Group Secretary Chase Benoit believes that residents are ready to come back and start learning. He said he hopes Kid CAT’s First Step curriculum will return this year. First Step was the program’s original class and specifically deals with the processing of childhood trauma.
“We anticipate being up and running at pre-COVID level by the end of the first quarter of this year,” said Benoit.
Kid CAT’s facilitators describe the program as a group of men who committed their crimes in their teens and were sentenced as adults to life terms. They have adopted a mission to inspire humanity through education, mentorship and restorative practices.
Kid CAT strives to emphasize strength in community and family though the closed square. The traditional floor plan, with tables in a square with all the chairs facing the center, is present again each Thursday in education room A-2.
The program also offers Kid CAT Speaks. Kid CAT Speaks allows all offenders, educators and policymakers the opportunity to have a voice regarding juvenile justice issues and rehabilitation.
Programs under the Kid CAT umbrella include:
Juvenile Lifer Support Group
The Beat Within (a voluntary walk-in program that develops writers)
Annual Hygiene Pick-up Drive
Project Avery March
Kid CAT Annual Banquet which will resume this year.
“I participate in the Lifer Support Group on Sundays and it is one of the best classes that have allowed me the space to heal from my criminality as a juvenile. I recommend it to the individuals who have had to face adult court as a minor and now see it has created systemic trauma in a lot of men’s lives,” said incarcerated resident Chris Rigsby.

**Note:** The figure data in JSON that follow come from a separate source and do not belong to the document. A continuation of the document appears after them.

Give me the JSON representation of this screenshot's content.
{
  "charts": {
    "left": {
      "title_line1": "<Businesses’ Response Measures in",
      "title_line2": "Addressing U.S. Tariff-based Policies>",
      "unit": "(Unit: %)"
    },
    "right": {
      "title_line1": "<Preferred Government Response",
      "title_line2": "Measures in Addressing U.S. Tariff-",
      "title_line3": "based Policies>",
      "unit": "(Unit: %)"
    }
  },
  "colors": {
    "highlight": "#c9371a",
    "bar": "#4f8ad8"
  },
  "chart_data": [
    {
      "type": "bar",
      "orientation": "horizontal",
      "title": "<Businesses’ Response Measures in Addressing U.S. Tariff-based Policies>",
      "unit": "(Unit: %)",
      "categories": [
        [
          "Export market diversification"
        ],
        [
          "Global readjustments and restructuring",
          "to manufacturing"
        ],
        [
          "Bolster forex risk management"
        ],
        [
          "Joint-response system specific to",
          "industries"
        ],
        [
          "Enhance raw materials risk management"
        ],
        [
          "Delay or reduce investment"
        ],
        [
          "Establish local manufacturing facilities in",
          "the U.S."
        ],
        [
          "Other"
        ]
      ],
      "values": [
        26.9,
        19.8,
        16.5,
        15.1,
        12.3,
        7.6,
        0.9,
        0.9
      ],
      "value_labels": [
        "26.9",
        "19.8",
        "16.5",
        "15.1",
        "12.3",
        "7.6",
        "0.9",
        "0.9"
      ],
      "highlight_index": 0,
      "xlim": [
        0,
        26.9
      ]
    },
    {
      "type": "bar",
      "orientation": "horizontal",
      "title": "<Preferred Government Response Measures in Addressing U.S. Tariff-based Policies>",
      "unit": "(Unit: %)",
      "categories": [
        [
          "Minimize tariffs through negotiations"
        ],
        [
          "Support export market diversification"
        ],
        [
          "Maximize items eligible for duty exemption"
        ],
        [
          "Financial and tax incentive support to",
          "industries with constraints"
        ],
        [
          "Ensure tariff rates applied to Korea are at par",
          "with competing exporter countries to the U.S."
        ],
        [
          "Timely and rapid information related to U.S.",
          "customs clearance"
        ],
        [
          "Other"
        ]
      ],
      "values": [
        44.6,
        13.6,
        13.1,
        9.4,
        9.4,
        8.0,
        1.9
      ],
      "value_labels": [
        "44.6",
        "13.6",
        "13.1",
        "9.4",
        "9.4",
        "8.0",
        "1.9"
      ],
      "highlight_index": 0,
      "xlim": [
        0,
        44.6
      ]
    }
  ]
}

Vernon, Benoit and all of the program’s inside and outside facilitators advise San Quentin residents interested in joining the group to contact the prison’s Community Resource Manager by submitting an add slip. The slips are available in the education lobby. Incarcerated residents in other CDCR facilities can obtain Kid CAT’S curriculum by asking their institution’s Community Resource Manager to contact their counterpart at San Quentin.